One of the 2013 designers exhibiting at the event is Adam Furman, whose collection explores “the concept of identity through a cabinet of curiosities containing products made entirely from 3D printing and Slip Casting.” And according to Adam’s own description, “The project follows a fictional journey of an individual’s intimate and obsessive search for identity.” Adam graduated from the Architectural Association in 2009 and is currently working at Ron Arad Associates. His recent designs use new fabrication techniques including 3D printing, as well as more traditional ceramic production to express his interest in architectural history, theory and speculative architecture

Adam’s work has been sponsored by colour 3D print bureau, Lee 3D, which runs a ZPrinter 650, of which we don’t hear so much these days. But judging by the results demonstrated with Adam’s work, that’s rather a shame.

George Lee, director at Lee 3D explained: “The ZPrinter 650 is suited to Adam’s work with its complex geometry and vibrant colours. The project involves an interesting marriage of new technologies and traditional techniques; 3D printing for patterns for slip casting, which mirrors the blend of modern and classical forms in Adam’s design work.”

The Kitschspot seems to be a favourite piece of George’s, and it’s not hard to see why.

Adam Furman Kitchpot colour 3d print

But as with any superior end product, and for ceramics in particular, the post-processing that was involved was a vital part of the process.

George said: “We have invested in finishing technology for this project to keep the colour parts looking as sharp as the day they were printed.
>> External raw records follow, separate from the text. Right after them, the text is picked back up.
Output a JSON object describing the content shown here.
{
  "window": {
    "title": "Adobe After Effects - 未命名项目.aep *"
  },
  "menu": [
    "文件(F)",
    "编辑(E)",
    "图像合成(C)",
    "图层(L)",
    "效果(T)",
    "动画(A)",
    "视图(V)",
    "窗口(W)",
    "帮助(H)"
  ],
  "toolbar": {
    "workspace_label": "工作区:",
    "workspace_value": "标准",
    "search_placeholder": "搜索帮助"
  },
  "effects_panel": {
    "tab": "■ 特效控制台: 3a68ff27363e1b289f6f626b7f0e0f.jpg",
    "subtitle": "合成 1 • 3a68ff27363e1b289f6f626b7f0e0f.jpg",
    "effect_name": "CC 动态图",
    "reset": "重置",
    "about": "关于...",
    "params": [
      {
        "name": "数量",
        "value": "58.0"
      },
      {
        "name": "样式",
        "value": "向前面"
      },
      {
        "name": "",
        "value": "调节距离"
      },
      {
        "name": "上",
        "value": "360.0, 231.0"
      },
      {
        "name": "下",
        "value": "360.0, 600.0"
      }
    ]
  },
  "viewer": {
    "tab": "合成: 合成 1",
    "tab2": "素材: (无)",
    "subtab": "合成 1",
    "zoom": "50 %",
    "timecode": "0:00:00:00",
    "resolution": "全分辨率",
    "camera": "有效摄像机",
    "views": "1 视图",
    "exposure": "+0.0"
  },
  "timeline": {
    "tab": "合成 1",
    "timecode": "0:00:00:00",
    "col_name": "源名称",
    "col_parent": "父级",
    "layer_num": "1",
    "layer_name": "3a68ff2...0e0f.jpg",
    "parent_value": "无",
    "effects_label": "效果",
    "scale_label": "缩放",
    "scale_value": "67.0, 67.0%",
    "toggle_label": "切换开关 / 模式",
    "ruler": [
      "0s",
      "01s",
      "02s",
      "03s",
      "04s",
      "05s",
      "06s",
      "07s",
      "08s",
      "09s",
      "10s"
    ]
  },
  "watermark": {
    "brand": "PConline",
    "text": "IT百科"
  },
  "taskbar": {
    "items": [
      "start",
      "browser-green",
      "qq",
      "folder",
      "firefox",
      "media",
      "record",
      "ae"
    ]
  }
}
In the past some colour parts faded which would be disastrous in a high profile exhibition in the Design Museum.”

The original, colour 3D printed part, which will be on show at the Design Museum, was used as a pattern to create further further pieces.

Adam Furman Kitchpot pattern and cast
The Kitschpot pattern with offspring

Adam Furman Kitchpot colour 3d print

The exhibition, including Adam’s collection of 3D printed forms, will be on display at the Design Museum from 4th September 2013 until 12 January 2014.